Ce qui s’applique à tous les enfants prend un sens particulier pendant la petite enfance. Les nourrissons et les enfants en bas âge sont en effet particulièrement vulnérables et dépendants de leur environnement familial et social. Une identification précoce des menaces possibles pour le bien-être de l’enfant et une prise en charge professionnelle appropriée ne sont envisageables que si les spécialistes disposent de connaissances spécifiques à la protection de l’enfant, telles que des connaissances de base sur la détection et l’intervention précoces et des connaissances sur la manière de faire face aux risques pour le bien-être de l’enfant, des connaissances du système de protection de l’enfant et des connaissances fondamentales sur les droits de l’enfant. Il faut également des passerelles stables entre les spécialistes et les groupes professionnels qui sont en contact avec les enfants et leurs parents pour garantir une détection précoce de situations à risque pour les enfants dès la petite enfance. Des structures de coopération fiables et contraignantes favorisent la transition vers une assistance plus poussée et sont indispensables au bon fonctionnement de la protection de l’enfant.
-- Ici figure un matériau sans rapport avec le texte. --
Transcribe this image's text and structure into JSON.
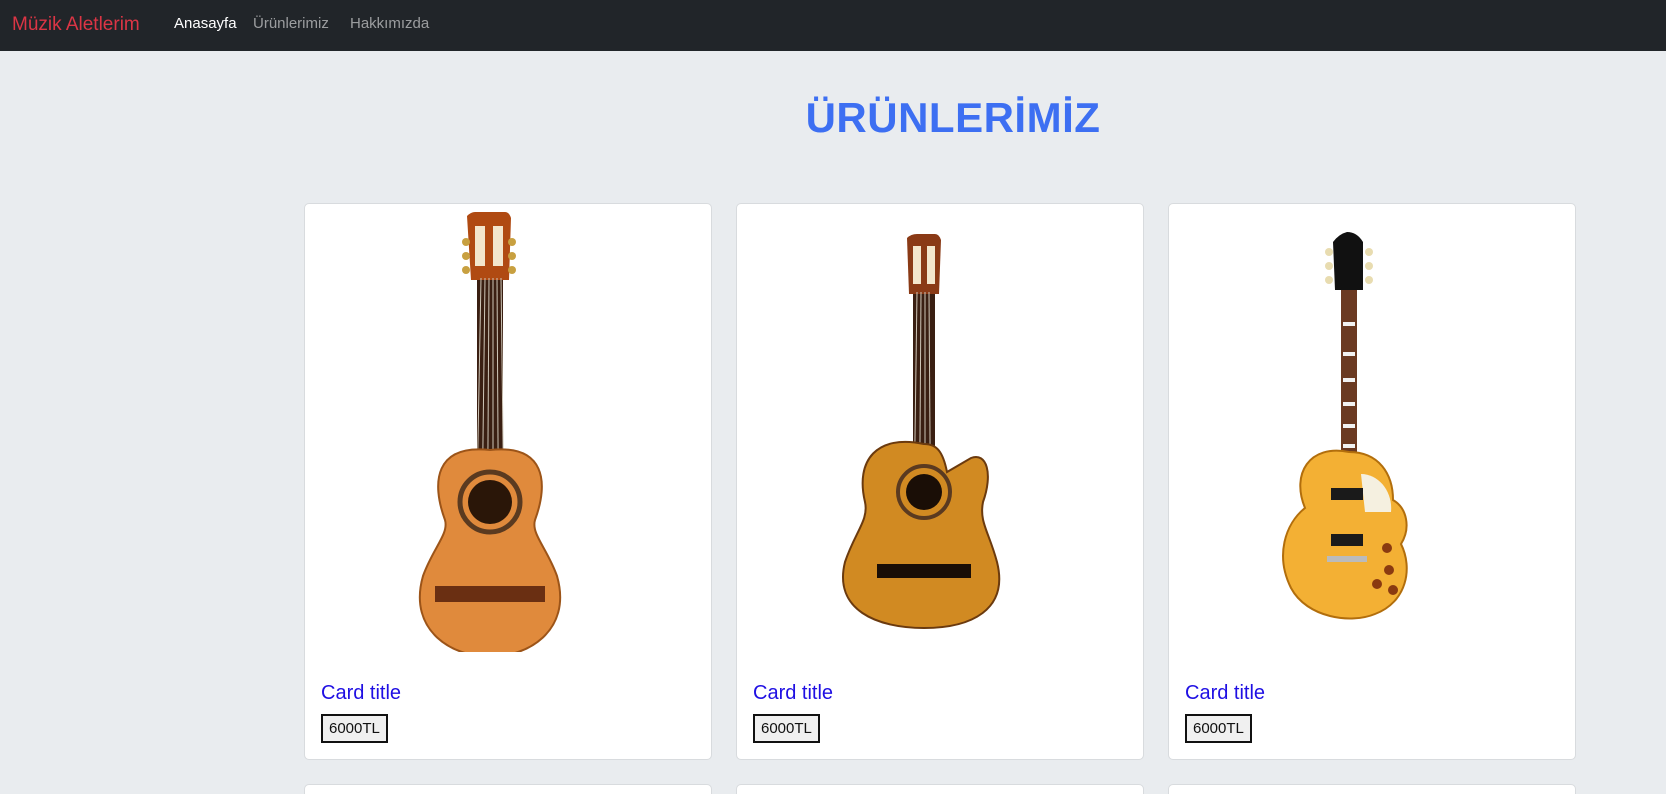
{
  "navbar": {
    "brand": "Müzik Aletlerim",
    "links": [
      {
        "label": "Anasayfa",
        "active": true
      },
      {
        "label": "Ürünlerimiz",
        "active": false
      },
      {
        "label": "Hakkımızda",
        "active": false
      }
    ]
  },
  "page": {
    "title": "ÜRÜNLERİMİZ"
  },
  "products": [
    {
      "image": "classical-guitar-image",
      "title": "Card title",
      "price": "6000TL"
    },
    {
      "image": "cutaway-acoustic-guitar-image",
      "title": "Card title",
      "price": "6000TL"
    },
    {
      "image": "electric-guitar-image",
      "title": "Card title",
      "price": "6000TL"
    }
  ],
  "colors": {
    "navbar_bg": "#212529",
    "brand": "#dc3545",
    "title": "#3d6ff2",
    "card_title": "#1f0fe3",
    "page_bg": "#e9ecef"
  }
}
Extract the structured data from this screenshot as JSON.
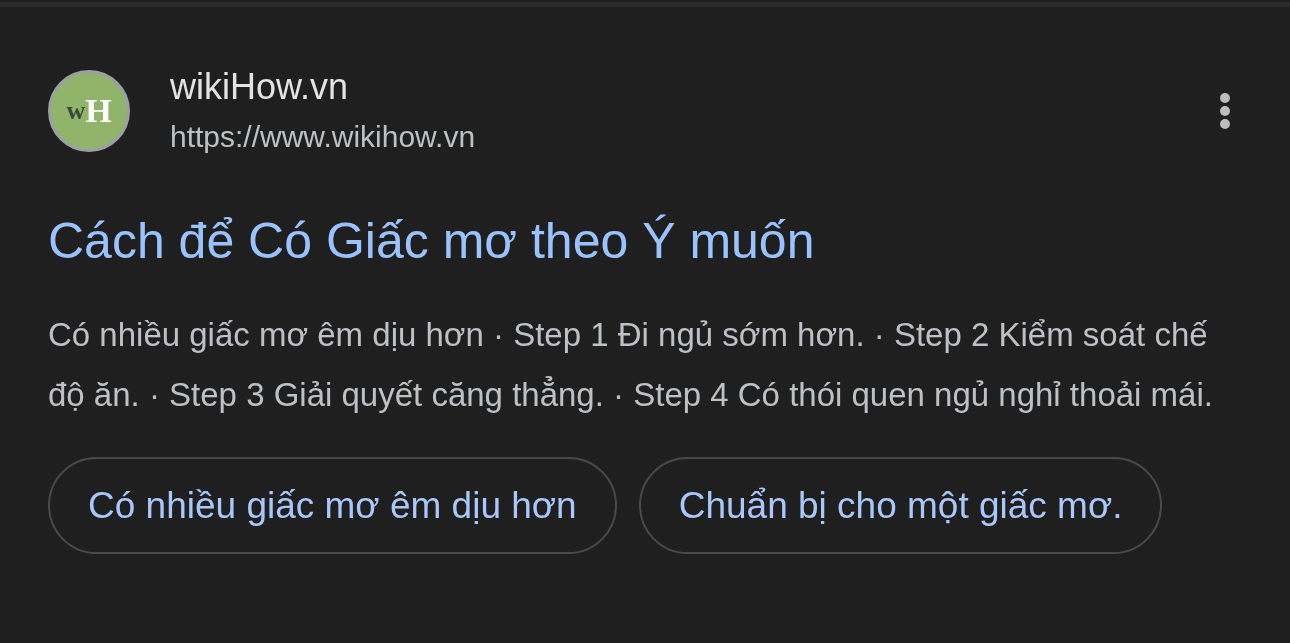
{
  "result": {
    "logo": {
      "letters": [
        "w",
        "H"
      ]
    },
    "site_name": "wikiHow.vn",
    "url": "https://www.wikihow.vn",
    "title": "Cách để Có Giấc mơ theo Ý muốn",
    "snippet": "Có nhiều giấc mơ êm dịu hơn · Step 1 Đi ngủ sớm hơn. · Step 2 Kiểm soát chế độ ăn. · Step 3 Giải quyết căng thẳng. · Step 4 Có thói quen ngủ nghỉ thoải mái.",
    "chips": [
      "Có nhiều giấc mơ êm dịu hơn",
      "Chuẩn bị cho một giấc mơ."
    ]
  }
}
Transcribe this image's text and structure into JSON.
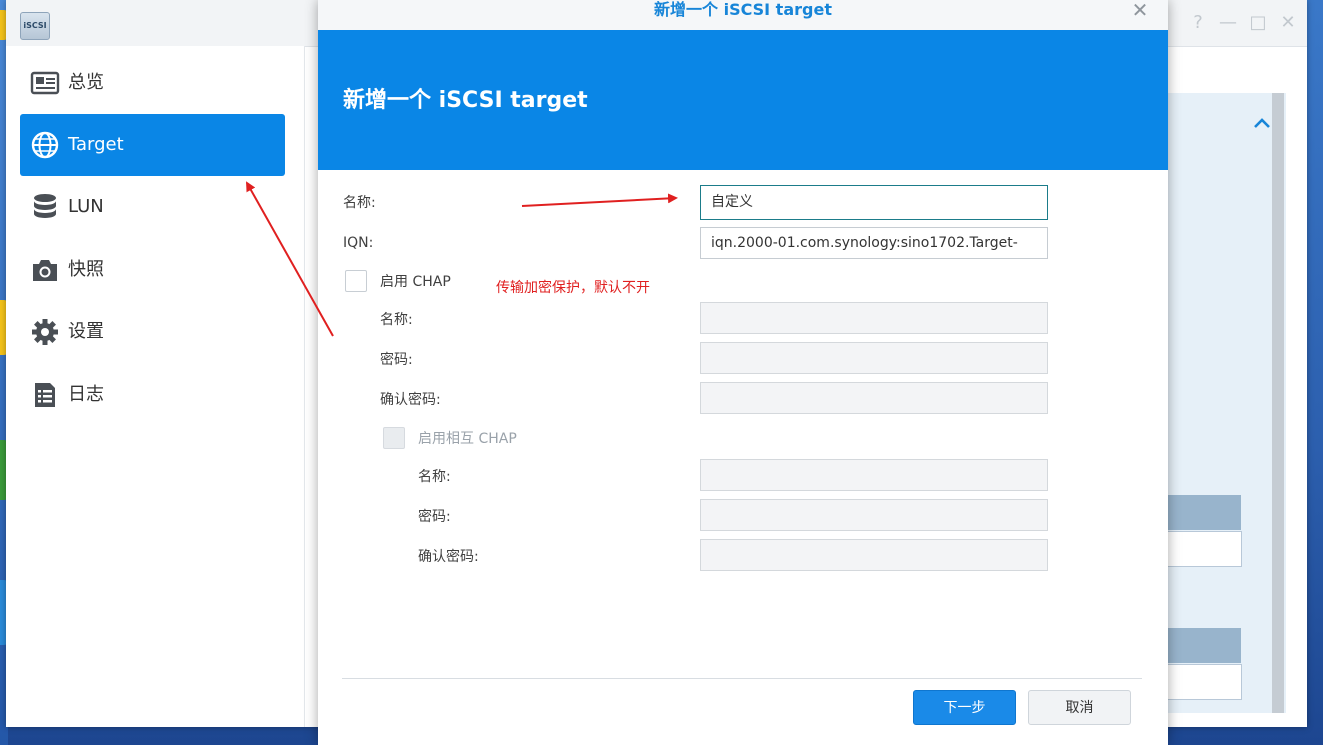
{
  "app": {
    "icon_label": "iSCSI",
    "sidebar": {
      "items": [
        {
          "label": "总览",
          "icon": "overview-icon",
          "active": false
        },
        {
          "label": "Target",
          "icon": "globe-icon",
          "active": true
        },
        {
          "label": "LUN",
          "icon": "database-icon",
          "active": false
        },
        {
          "label": "快照",
          "icon": "camera-icon",
          "active": false
        },
        {
          "label": "设置",
          "icon": "gear-icon",
          "active": false
        },
        {
          "label": "日志",
          "icon": "log-icon",
          "active": false
        }
      ]
    }
  },
  "dialog": {
    "title": "新增一个 iSCSI target",
    "heading": "新增一个 iSCSI target",
    "close_icon": "close-icon",
    "name_label": "名称:",
    "name_value": "自定义",
    "iqn_label": "IQN:",
    "iqn_value": "iqn.2000-01.com.synology:sino1702.Target-",
    "chap_label": "启用 CHAP",
    "chap_name_label": "名称:",
    "chap_password_label": "密码:",
    "chap_confirm_label": "确认密码:",
    "mutual_chap_label": "启用相互 CHAP",
    "mutual_name_label": "名称:",
    "mutual_password_label": "密码:",
    "mutual_confirm_label": "确认密码:",
    "next_button": "下一步",
    "cancel_button": "取消"
  },
  "annotation": {
    "text": "传输加密保护，默认不开",
    "color": "#e02020"
  },
  "colors": {
    "accent": "#0a86e6",
    "annotation_red": "#e02020"
  }
}
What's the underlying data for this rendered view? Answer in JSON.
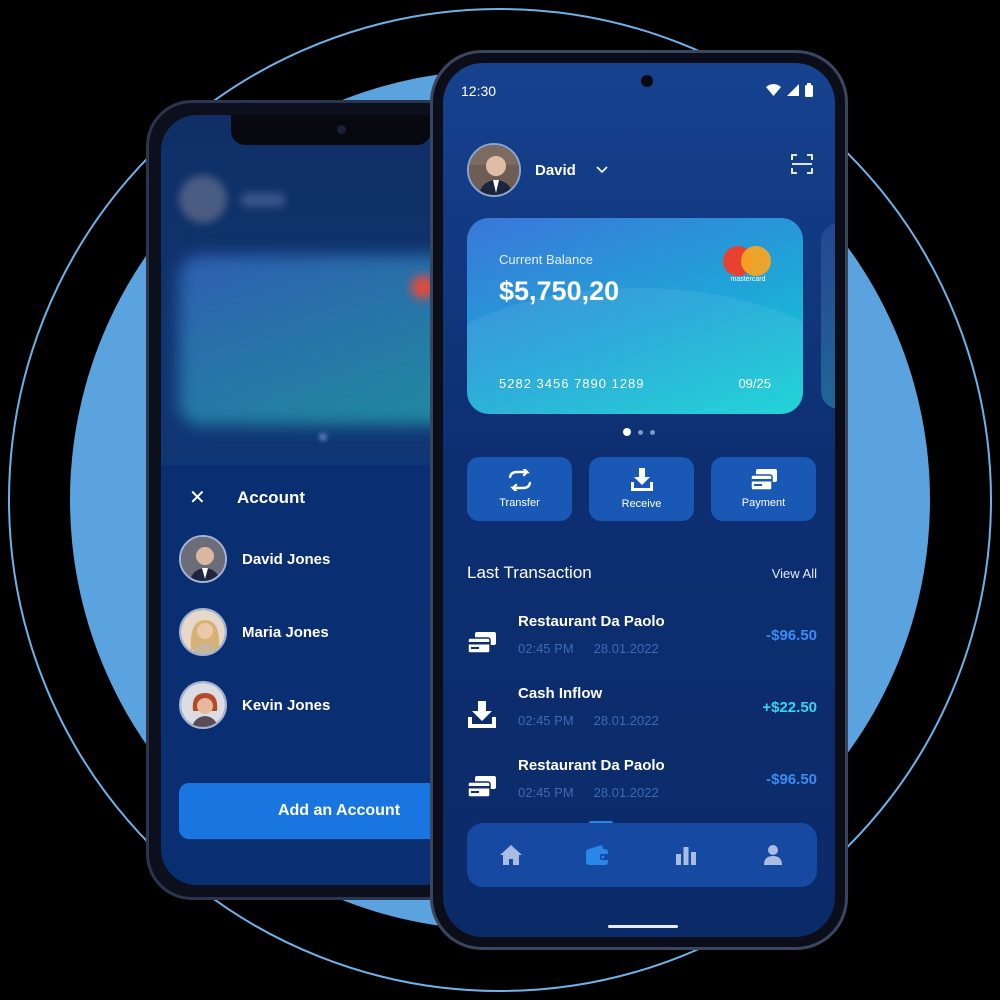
{
  "colors": {
    "background_circle": "#5aa3de",
    "screen_bg": "#0d2f72",
    "accent_blue": "#1976e0",
    "negative_amount": "#3d8cf0",
    "positive_amount": "#35d7f0",
    "card_gradient_start": "#3b76d9",
    "card_gradient_end": "#12d2d4"
  },
  "account_sheet": {
    "close_icon": "close-icon",
    "title": "Account",
    "accounts": [
      {
        "name": "David Jones"
      },
      {
        "name": "Maria Jones"
      },
      {
        "name": "Kevin Jones"
      }
    ],
    "add_button_label": "Add an Account"
  },
  "status_bar": {
    "time": "12:30",
    "icons": [
      "wifi-icon",
      "signal-icon",
      "battery-icon"
    ]
  },
  "profile": {
    "name": "David",
    "dropdown_icon": "chevron-down-icon",
    "scan_icon": "scan-icon"
  },
  "card": {
    "label": "Current Balance",
    "balance": "$5,750,20",
    "brand": "mastercard",
    "number": "5282 3456 7890 1289",
    "expiry": "09/25",
    "page_indicator": {
      "count": 3,
      "active_index": 0
    }
  },
  "actions": [
    {
      "label": "Transfer",
      "icon": "transfer-icon"
    },
    {
      "label": "Receive",
      "icon": "download-icon"
    },
    {
      "label": "Payment",
      "icon": "cards-icon"
    }
  ],
  "transactions_section": {
    "title": "Last Transaction",
    "view_all": "View All"
  },
  "transactions": [
    {
      "title": "Restaurant Da Paolo",
      "time": "02:45 PM",
      "date": "28.01.2022",
      "amount": "-$96.50",
      "icon": "cards-icon",
      "type": "debit"
    },
    {
      "title": "Cash Inflow",
      "time": "02:45 PM",
      "date": "28.01.2022",
      "amount": "+$22.50",
      "icon": "download-icon",
      "type": "credit"
    },
    {
      "title": "Restaurant Da Paolo",
      "time": "02:45 PM",
      "date": "28.01.2022",
      "amount": "-$96.50",
      "icon": "cards-icon",
      "type": "debit"
    }
  ],
  "bottom_nav": {
    "items": [
      "home-icon",
      "wallet-icon",
      "chart-icon",
      "user-icon"
    ],
    "active_index": 1
  }
}
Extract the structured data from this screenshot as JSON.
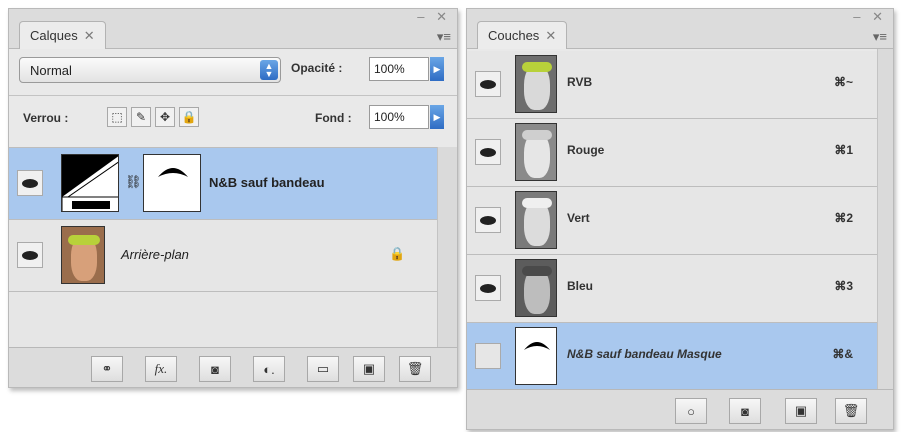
{
  "calques": {
    "tab_label": "Calques",
    "tab_close": "✕",
    "win_controls": "– ✕",
    "menu_icon": "▾≡",
    "blend_mode": "Normal",
    "opacity_label": "Opacité :",
    "opacity_value": "100%",
    "lock_label": "Verrou :",
    "fill_label": "Fond :",
    "fill_value": "100%",
    "layers": [
      {
        "name": "N&B sauf bandeau",
        "selected": true
      },
      {
        "name": "Arrière-plan",
        "selected": false
      }
    ],
    "bottom_buttons": {
      "link": "⚭",
      "fx": "fx.",
      "mask": "◙",
      "adjust": "◐.",
      "group": "▭",
      "new": "▣",
      "delete": "🗑"
    }
  },
  "couches": {
    "tab_label": "Couches",
    "tab_close": "✕",
    "win_controls": "– ✕",
    "menu_icon": "▾≡",
    "channels": [
      {
        "name": "RVB",
        "shortcut": "⌘~",
        "selected": false
      },
      {
        "name": "Rouge",
        "shortcut": "⌘1",
        "selected": false
      },
      {
        "name": "Vert",
        "shortcut": "⌘2",
        "selected": false
      },
      {
        "name": "Bleu",
        "shortcut": "⌘3",
        "selected": false
      },
      {
        "name": "N&B sauf bandeau Masque",
        "shortcut": "⌘&",
        "selected": true
      }
    ]
  },
  "colors": {
    "selection": "#a9c8ee",
    "panel_bg": "#e9e9e9",
    "accent_blue": "#2e6cc4",
    "headband_green": "#b8d13a"
  }
}
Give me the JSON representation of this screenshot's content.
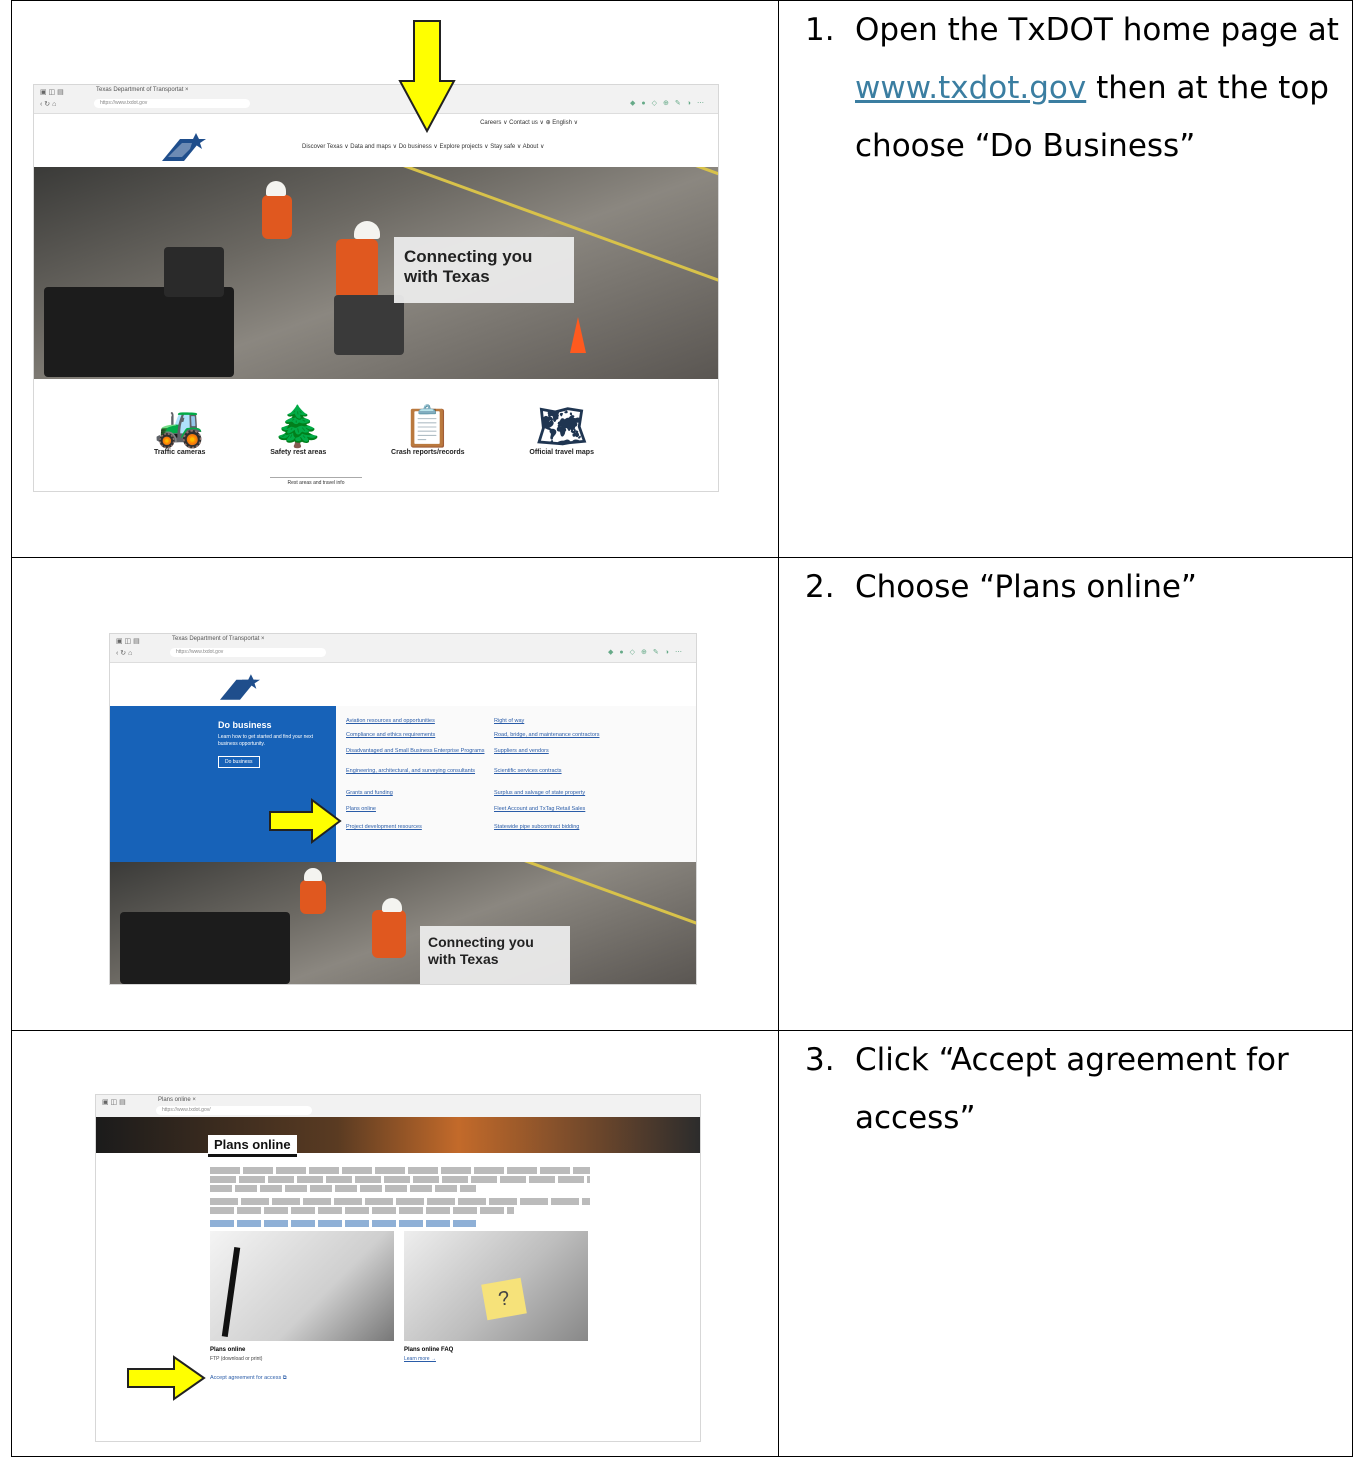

Renforcer les compétences des spécialistes
Comme les enfants en bas âge sont moins bien intégrés aux contextes institutionnels, l’ensemble des spécialistes de la protection de l’enfant jouent un rôle central lorsqu’il s’agit d’identifier tôt des violences faites à des enfants. Le nombre d’enfants recensés par des groupes de protection de l’enfant qui ont subi des abus psychologiques alors qu’ils étaient témoins de violences domestiques a nettement progressé. La violence psychologique peut avoir de graves conséquences, parfois pour la vie, pour les enfants concernés, surtout lorsque les auteurs en font usage régulièrement.